E dunque avevano ragione, Ilaria, Rita e Giovanni Cucchi, a chiedere nuove e più rigorose indagini sulla morte di Stefano. Innanzitutto per l`esistenza di un dato enorme che più che taciuto – perché tacerlo sarebbe stato impossibile – è stato quasi completamente rimosso: ed è il fatto che ben due sentenze hanno affermato che Stefano Cucchi ha subito violenze e abusi, pur senza poter individuare i responsabili, ma appunto avendo accertato che violenze e abusi ci sono stati, inequivocabilmente. Lo scoramento e la frustrazione suscitati da quei verdetti, e derivanti tanto dalla vista delle foto del corpo straziato di Stefano (non è necessario essere un medico legale per spiegarsi cosa gli sia accaduto) quanto dalle parole di impotenza scritte dai giudici (insufficienza di prove, impossibile accertare oltre ragionevole dubbio i responsabili delle violenze), non possono essere facilmente cancellati.
Nonostante questo, oggi abbiamo almeno due elementi sui quali riflettere. Il primo, è che l`inchiesta bis sulla morte di Stefano Cucchi offre una conferma importante: concorda nel dire che non si è fatto abbastanza e quel che sí è fatto non si è fatto bene, e afferma la necessità di continuare a indagare. Sia chiaro: non è ancora una svolta decisiva, ma è un passo avanti.

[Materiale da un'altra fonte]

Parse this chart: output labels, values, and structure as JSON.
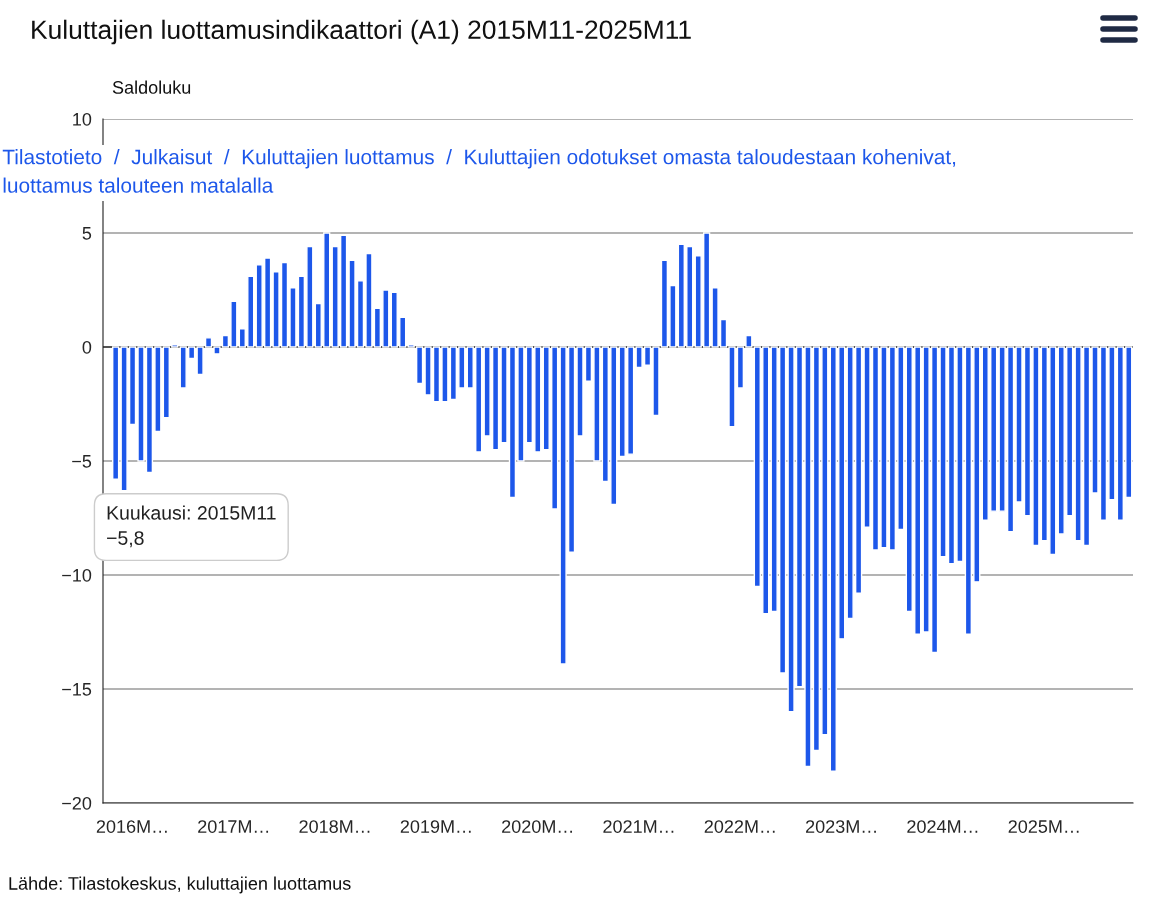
{
  "chart_data": {
    "type": "bar",
    "title": "Kuluttajien luottamusindikaattori (A1) 2015M11-2025M11",
    "ylabel": "Saldoluku",
    "categories": [
      null,
      null,
      "2016M…",
      null,
      null,
      null,
      null,
      null,
      null,
      null,
      null,
      null,
      null,
      null,
      "2017M…",
      null,
      null,
      null,
      null,
      null,
      null,
      null,
      null,
      null,
      null,
      null,
      "2018M…",
      null,
      null,
      null,
      null,
      null,
      null,
      null,
      null,
      null,
      null,
      null,
      "2019M…",
      null,
      null,
      null,
      null,
      null,
      null,
      null,
      null,
      null,
      null,
      null,
      "2020M…",
      null,
      null,
      null,
      null,
      null,
      null,
      null,
      null,
      null,
      null,
      null,
      "2021M…",
      null,
      null,
      null,
      null,
      null,
      null,
      null,
      null,
      null,
      null,
      null,
      "2022M…",
      null,
      null,
      null,
      null,
      null,
      null,
      null,
      null,
      null,
      null,
      null,
      "2023M…",
      null,
      null,
      null,
      null,
      null,
      null,
      null,
      null,
      null,
      null,
      null,
      "2024M…",
      null,
      null,
      null,
      null,
      null,
      null,
      null,
      null,
      null,
      null,
      null,
      "2025M…",
      null,
      null,
      null,
      null,
      null,
      null,
      null,
      null,
      null,
      null
    ],
    "series": [
      {
        "color": "#1d57ea",
        "values": [
          -5.8,
          -6.3,
          -3.4,
          -5.0,
          -5.5,
          -3.7,
          -3.1,
          0.1,
          -1.8,
          -0.5,
          -1.2,
          0.4,
          -0.3,
          0.5,
          2.0,
          0.8,
          3.1,
          3.6,
          3.9,
          3.3,
          3.7,
          2.6,
          3.1,
          4.4,
          1.9,
          5.0,
          4.4,
          4.9,
          3.8,
          2.9,
          4.1,
          1.7,
          2.5,
          2.4,
          1.3,
          0.1,
          -1.6,
          -2.1,
          -2.4,
          -2.4,
          -2.3,
          -1.8,
          -1.8,
          -4.6,
          -3.9,
          -4.5,
          -4.2,
          -6.6,
          -5.0,
          -4.2,
          -4.6,
          -4.5,
          -7.1,
          -13.9,
          -9.0,
          -3.9,
          -1.5,
          -5.0,
          -5.9,
          -6.9,
          -4.8,
          -4.7,
          -0.9,
          -0.8,
          -3.0,
          3.8,
          2.7,
          4.5,
          4.4,
          4.0,
          5.0,
          2.6,
          1.2,
          -3.5,
          -1.8,
          0.5,
          -10.5,
          -11.7,
          -11.6,
          -14.3,
          -16.0,
          -14.9,
          -18.4,
          -17.7,
          -17.0,
          -18.6,
          -12.8,
          -11.9,
          -10.8,
          -7.9,
          -8.9,
          -8.8,
          -8.9,
          -8.0,
          -11.6,
          -12.6,
          -12.5,
          -13.4,
          -9.2,
          -9.5,
          -9.4,
          -12.6,
          -10.3,
          -7.6,
          -7.2,
          -7.2,
          -8.1,
          -6.8,
          -7.4,
          -8.7,
          -8.5,
          -9.1,
          -8.2,
          -7.4,
          -8.5,
          -8.7,
          -6.4,
          -7.6,
          -6.7,
          -7.6,
          -6.6
        ]
      }
    ],
    "ylim": [
      -20,
      10
    ],
    "yticks": [
      {
        "value": -20,
        "label": "−20"
      },
      {
        "value": -15,
        "label": "−15"
      },
      {
        "value": -10,
        "label": "−10"
      },
      {
        "value": -5,
        "label": "−5"
      },
      0,
      5,
      10
    ],
    "grid": "y",
    "annotations": [
      "Kuukausi: 2015M11\n−5,8",
      "Lähde: Tilastokeskus, kuluttajien luottamus",
      "Tilastotieto  /  Julkaisut  /  Kuluttajien luottamus  /  Kuluttajien odotukset omasta taloudestaan kohenivat,\nluottamus talouteen matalalla"
    ]
  }
}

La seconda evidenza è che oggi si indaga all`interno di un altro corpo dello Stato. Stefano Cucchi, nei suoi sei giorni di detenzione, ha compiuto quella che noi abbiamo ribattezzato una vera e propria via Crucis: ha attraversato una lunga serie di luoghi istituzionali, incontrando uomini in divisa, medici e infermieri, operatori e volontari.
E stato portato due volte nella caserma Appia, in quella di Tor Sapienza, nelle celle di sicurezza del tribunale di Piazzale Clodio e poì nell`ambulatorio, nel carcere di Regina Coeli, nell`ospedale Fate Bene Fratelli, poi nuovamente in carcere, questa volta in infermeria, e infine nel reparto detentivo dell`Ospedale Sandro Pertini. Molte tappe, che hanno rappresentato il suo calvario.
Sappiamo le condizioni in cui Stefano Cucchi ha cominciato questo percorso: ín salute, dopo aver lavorato tutto il giorno ed essere andato in palestra.
Sappiamo anche come questo percorso sia finito: in un letto d`ospedale, cadavere da ore senza che nessuno se ne fosse accorto, con molti chili in meno attaccati alle ossa e il ventre gonfio di urina per via di un catetere posizionato male. Nel corso di questa agonia, molte persone hanno permesso che quell`ingranaggio, con una incredibile e colpevole inerzia, girasse fino a far sì che Stefano si «spegnesse» (così in un atto ufficiale). E ancora, fuori dall`ospedale, un medico rivolto a Rita Cucchi: «Signora, suo figlio si è spento».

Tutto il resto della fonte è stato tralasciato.